Informed consent statement: All involved persons gave their informed written consent prior to study inclusion and any and all details that might disclose the identity of the subjects under study were omitted.
Conflict-of-interest statement: The authors declare no potential conflicts of interest.
Data sharing statement: No additional data are available.
Open-Access: This article is an open-access article that was selected by an in-house editor and fully peer-reviewed by external reviewers. It is distributed in accordance with the Creative Commons Attribution NonCommercial (CC BY-NC 4.0) license, which permits others to distribute, remix, adapt, build upon this work non-commercially, and license their derivative works on different terms, provided the original work is properly cited and the use is non-commercial. See:
Corresponding author: Xiao-Yu Dai, MD, Chief Physician, Department of General Surgery, Ningbo No. 2 Hospital, No. 41 Northwest Street, Haishu Zone, Ningbo 315000, Zhejiang Province, China.
Received: October 16, 2023
Peer-review started: October 16, 2023
First decision: December 6, 2023
Revised: December 19, 2023
Accepted: January 12, 2024
Article in press: January 12, 2024
Published online: February 7, 2024

Colorectal cancer (CRC) is a serious threat worldwide. Although early screening is suggested to be the most effective method to prevent and control CRC, the current situation of early screening for CRC is still not optimistic. In China, the incidence of CRC in the Yangtze River Delta region is increasing dramatically, but few studies have been conducted. Therefore, it is necessary to develop a simple and efficient early screening model for CRC.


To develop and validate an early-screening nomogram model to identify individuals at high risk of CRC.


Data of 64448 participants obtained from Ningbo Hospital, China between 2014 and 2017 were retrospectively analyzed. The cohort comprised 64448 individuals, of which, 530 were excluded due to missing or incorrect data. Of 63918, 7607 (11.9%) individuals were considered to be high risk for CRC, and 56311 (88.1%) were not. The participants were randomly allocated to a training set (44743) or validation set (19175). The discriminatory ability, predictive accuracy, and clinical utility of the model were evaluated by constructing and analyzing receiver operating characteristic (ROC) curves and calibration curves and by decision curve analysis. Finally, the model was validated internally using a bootstrap resampling technique.

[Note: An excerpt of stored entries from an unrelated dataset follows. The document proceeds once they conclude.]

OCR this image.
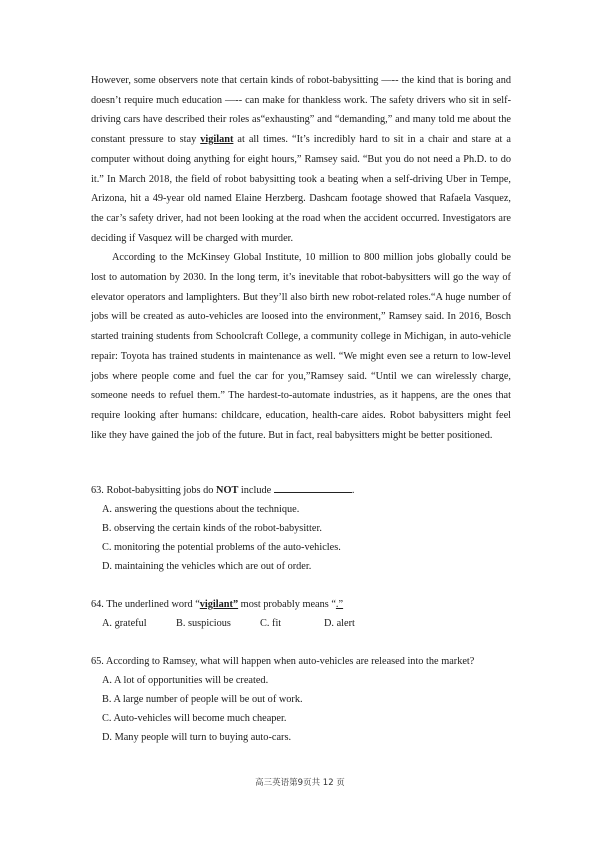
However, some observers note that certain kinds of robot-babysitting —-- the kind that is boring and doesn’t require much education —-- can make for thankless work. The safety drivers who sit in self-driving cars have described their roles as“exhausting” and “demanding,” and many told me about the constant pressure to stay vigilant at all times. “It’s incredibly hard to sit in a chair and stare at a computer without doing anything for eight hours,” Ramsey said. “But you do not need a Ph.D. to do it.” In March 2018, the field of robot babysitting took a beating when a self-driving Uber in Tempe, Arizona, hit a 49-year old named Elaine Herzberg. Dashcam footage showed that Rafaela Vasquez, the car’s safety driver, had not been looking at the road when the accident occurred. Investigators are deciding if Vasquez will be charged with murder.

According to the McKinsey Global Institute, 10 million to 800 million jobs globally could be lost to automation by 2030. In the long term, it’s inevitable that robot-babysitters will go the way of elevator operators and lamplighters. But they’ll also birth new robot-related roles.“A huge number of jobs will be created as auto-vehicles are loosed into the environment,” Ramsey said. In 2016, Bosch started training students from Schoolcraft College, a community college in Michigan, in auto-vehicle repair: Toyota has trained students in maintenance as well. “We might even see a return to low-level jobs where people come and fuel the car for you,”Ramsey said. “Until we can wirelessly charge, someone needs to refuel them.” The hardest-to-automate industries, as it happens, are the ones that require looking after humans: childcare, education, health-care aides. Robot babysitters might feel like they have gained the job of the future. But in fact, real babysitters might be better positioned.

63. Robot-babysitting jobs do NOT include	.

A. answering the questions about the technique.
B. observing the certain kinds of the robot-babysitter.
C. monitoring the potential problems of the auto-vehicles.
D. maintaining the vehicles which are out of order.

64. The underlined word “vigilant” most probably means “.”

A. grateful	B. suspicious	C. fit	D. alert

65. According to Ramsey, what will happen when auto-vehicles are released into the market?

A. A lot of opportunities will be created.
B. A large number of people will be out of work.
C. Auto-vehicles will become much cheaper.
D. Many people will turn to buying auto-cars.
高三英语第9页共 12 页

Seven variables, including demographic, lifestyle, and family history information, were examined. Multifactorial logistic regression analysis revealed that age [odds ratio (OR): 1.03, 95% confidence interval (CI): 1.02-1.03, P < 0.001], body mass index (BMI) (OR: 1.07, 95%CI: 1.06-1.08, P < 0.001), waist circumference (WC) (OR: 1.03, 95%CI: 1.02-1.03 P < 0.001), lifestyle (OR: 0.45, 95%CI: 0.42-0.48, P < 0.001), and family history (OR: 4.28, 95%CI: 4.04-4.54, P < 0.001) were the most significant predictors of high-risk CRC. Healthy lifestyle was a protective factor, whereas family history was the most significant risk factor. The area under the curve was 0.734 (95%CI: 0.723-0.745) for the final validation set ROC curve and 0.735 (95%CI: 0.728-0.742) for the training set ROC curve. The calibration curve demonstrated a high correlation between the CRC high-risk population predicted by the nomogram model and the actual CRC high-risk population.

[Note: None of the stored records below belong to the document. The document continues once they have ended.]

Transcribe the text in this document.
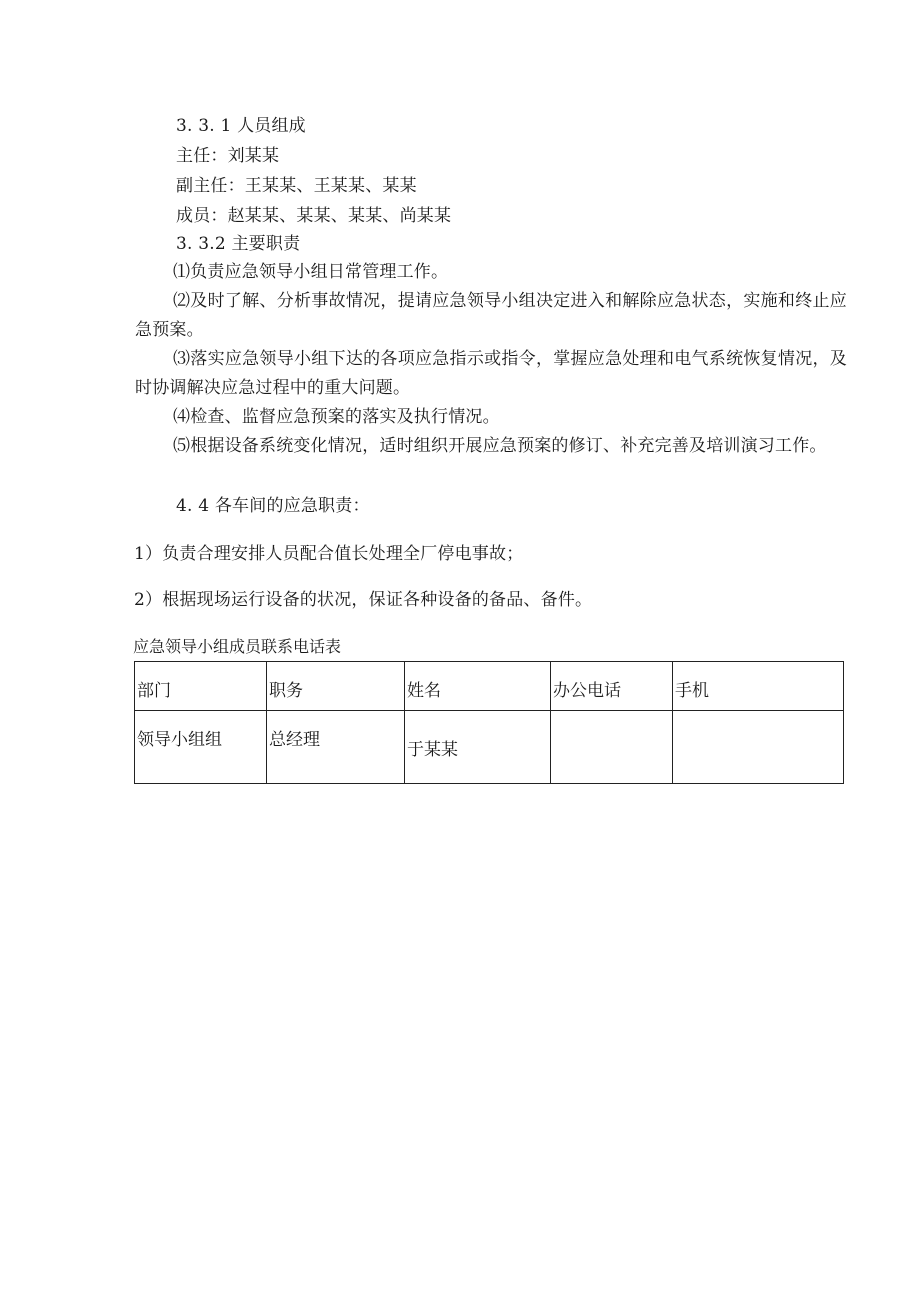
3. 3. 1 人员组成
主任：刘某某
副主任：王某某、王某某、某某
成员：赵某某、某某、某某、尚某某
3. 3.2 主要职责
⑴负责应急领导小组日常管理工作。
⑵及时了解、分析事故情况，提请应急领导小组决定进入和解除应急状态，实施和终止应急预案。
⑶落实应急领导小组下达的各项应急指示或指令，掌握应急处理和电气系统恢复情况，及时协调解决应急过程中的重大问题。
⑷检查、监督应急预案的落实及执行情况。
⑸根据设备系统变化情况，适时组织开展应急预案的修订、补充完善及培训演习工作。
4. 4 各车间的应急职责：
1）负责合理安排人员配合值长处理全厂停电事故；
2）根据现场运行设备的状况，保证各种设备的备品、备件。
应急领导小组成员联系电话表
部门	职务	姓名	办公电话	手机
领导小组组	总经理	于某某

The early-screening nomogram model for CRC prediction in high-risk populations developed in this study based on age, BMI, WC, lifestyle, and family history exhibited high accuracy.

Keywords: Colorectal cancer, Early screening model, High-risk population, Nomogram model, Questionnaire survey, Dietary habit, Living habit

Core Tip: This was the first large-scale study to investigate early screening for detection of colorectal cancer (CRC) in Ningbo, China, which was part of the national early screening CRC program. The study focused on collecting information on the general population who attended annual health checks. Our findings showed that the area under the curve was 0.734 for the final validation set receiver operating characteristic (ROC) curve and 0.735 for the training set ROC curve. Therefore, we developed an early screening model with high accuracy for CRC.